Schutz: Klauba grew up in Marquette Park and joined the Navy out of St. Rita High School.
In the 1970s he worked in a tattoo parlor on Archer Avenue.
He showed us a tattoo he got back in 1957.
Klauba: It’s pretty faded right now, just as much as I’m faded.
Schutz: But it wasn’t his first tattoo.
Klauba: I grew up on the Southwest Side and hanging around with the guys we had sort of a little neighborhood gang, and I tattooed myself and I tattooed the other guys with “The Chi-Lads” was the gang. It was the Chicago Lads with a dagger in it.
In school and art classes, I was always doing things with ships and seas from World War II and with skulls and things. Snakes. I love snakes. I used to hunt garter snakes as a kid and used to catch them.
Schutz: While his painting career was on hiatus, his longtime gallery – the highly respected Ann Nathan Gallery – closed when the owner retired.
Klauba found kindred spirits at a new space – Hofheimer Gallery – to show the latest series of drawings and paintings he calls “Last Chance Tattoo.”

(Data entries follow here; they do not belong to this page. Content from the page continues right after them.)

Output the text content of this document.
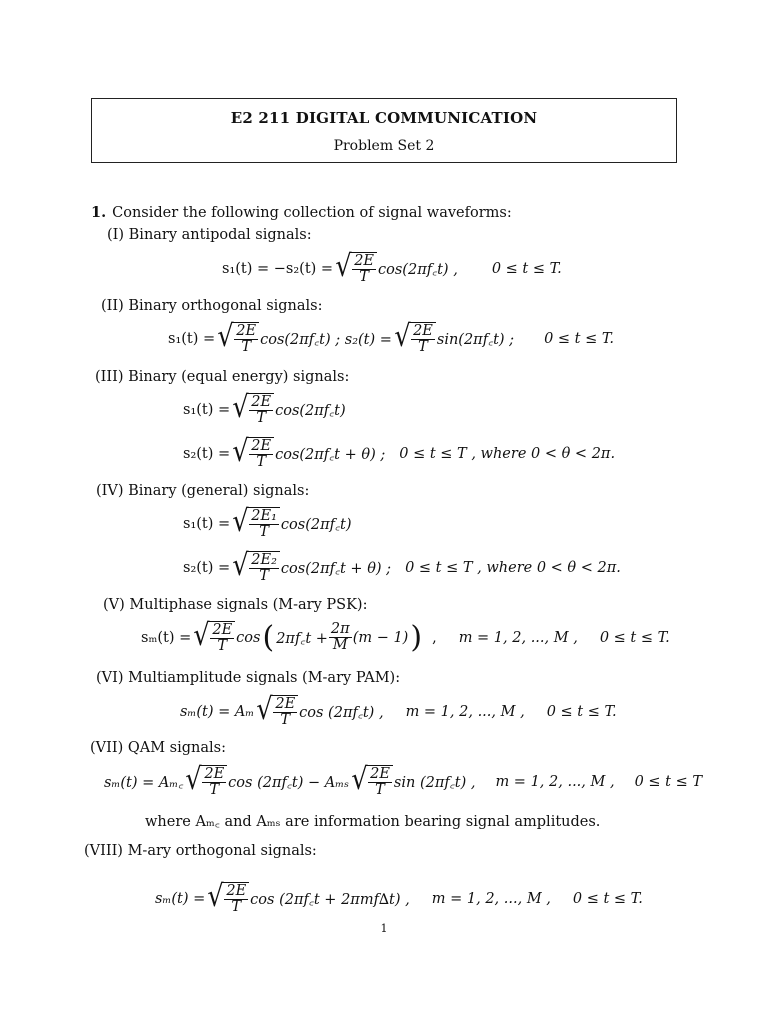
E2 211 DIGITAL COMMUNICATION
Problem Set 2
1. Consider the following collection of signal waveforms:
(I) Binary antipodal signals:
s₁(t) = −s₂(t) = √ $\frac{2E}{T}$ cos(2πf꜀t) , 0 ≤ t ≤ T.
(II) Binary orthogonal signals:
s₁(t) = √ $\frac{2E}{T}$ cos(2πf꜀t) ; s₂(t) = √ $\frac{2E}{T}$ sin(2πf꜀t) ; 0 ≤ t ≤ T.
(III) Binary (equal energy) signals:
s₁(t) = √ $\frac{2E}{T}$ cos(2πf꜀t)
s₂(t) = √ $\frac{2E}{T}$ cos(2πf꜀t + θ) ; 0 ≤ t ≤ T , where 0 < θ < 2π.
(IV) Binary (general) signals:
s₁(t) = √ $\frac{\text{2E₁}}{T}$ cos(2πf꜀t)
s₂(t) = √ $\frac{\text{2E₂}}{T}$ cos(2πf꜀t + θ) ; 0 ≤ t ≤ T , where 0 < θ < 2π.
(V) Multiphase signals (M-ary PSK):
sₘ(t) = √ $\frac{2E}{T}$ cos ( 2πf꜀t + $\frac{2\pi}{M} (m - 1)$ ) , m = 1, 2, ..., M , 0 ≤ t ≤ T.
(VI) Multiamplitude signals (M-ary PAM):
sₘ(t) = Aₘ √ $\frac{2E}{T}$ cos (2πf꜀t) , m = 1, 2, ..., M , 0 ≤ t ≤ T.
(VII) QAM signals:
sₘ(t) = Aₘ꜀ √ $\frac{2E}{T}$ cos (2πf꜀t) − Aₘₛ √ $\frac{2E}{T}$ sin (2πf꜀t) , m = 1, 2, ..., M , 0 ≤ t ≤ T
where Aₘ꜀ and Aₘₛ are information bearing signal amplitudes.
(VIII) M-ary orthogonal signals:
sₘ(t) = √ $\frac{2E}{T}$ cos (2πf꜀t + 2πmf∆t) , m = 1, 2, ..., M , 0 ≤ t ≤ T.
1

And he’s gone back to using the name George Tattoo that he used back in his tattooing days.
He’s well aware that the recent work is filled with pain and mortification.
Klauba: There’s mortification in life, you know, put it that way. And that’s what tattooing is, it’s life.
Being somebody like my age too, your feelings of mortality are a little bit different. I’m pretty heavy on doing skulls, I’m thinking of death more too, and that’s a part of it and it’s a good part of it.
Schutz: He has mixed feelings about the popularity of tattooing these days.
Klauba: Today, I don’t know about tattooing. You’d have to talk to young people about that, but from what I see in a lot of younger people today – everybody’s younger than me, God – but from what I see it’s a lot of design. Before, it seemed like it was always what you feel and what you wanted to represent or what you were a part of.
Just from the earliest times people were impregnating their bodies with ink or blood or dirt or whatever to have spiritual symbols that they would carry and it would give them strength, it would give them hope, it would give them love … everything.
Tattooing goes bone deep. And it’s what we are deep inside.
George Klauba – or George Tattoo as he’s sometimes known – has a new show of work at the Hofheimer Gallery on North Damen Avenue. “Last Chance Tattoo” runs through Nov. 2, 2019.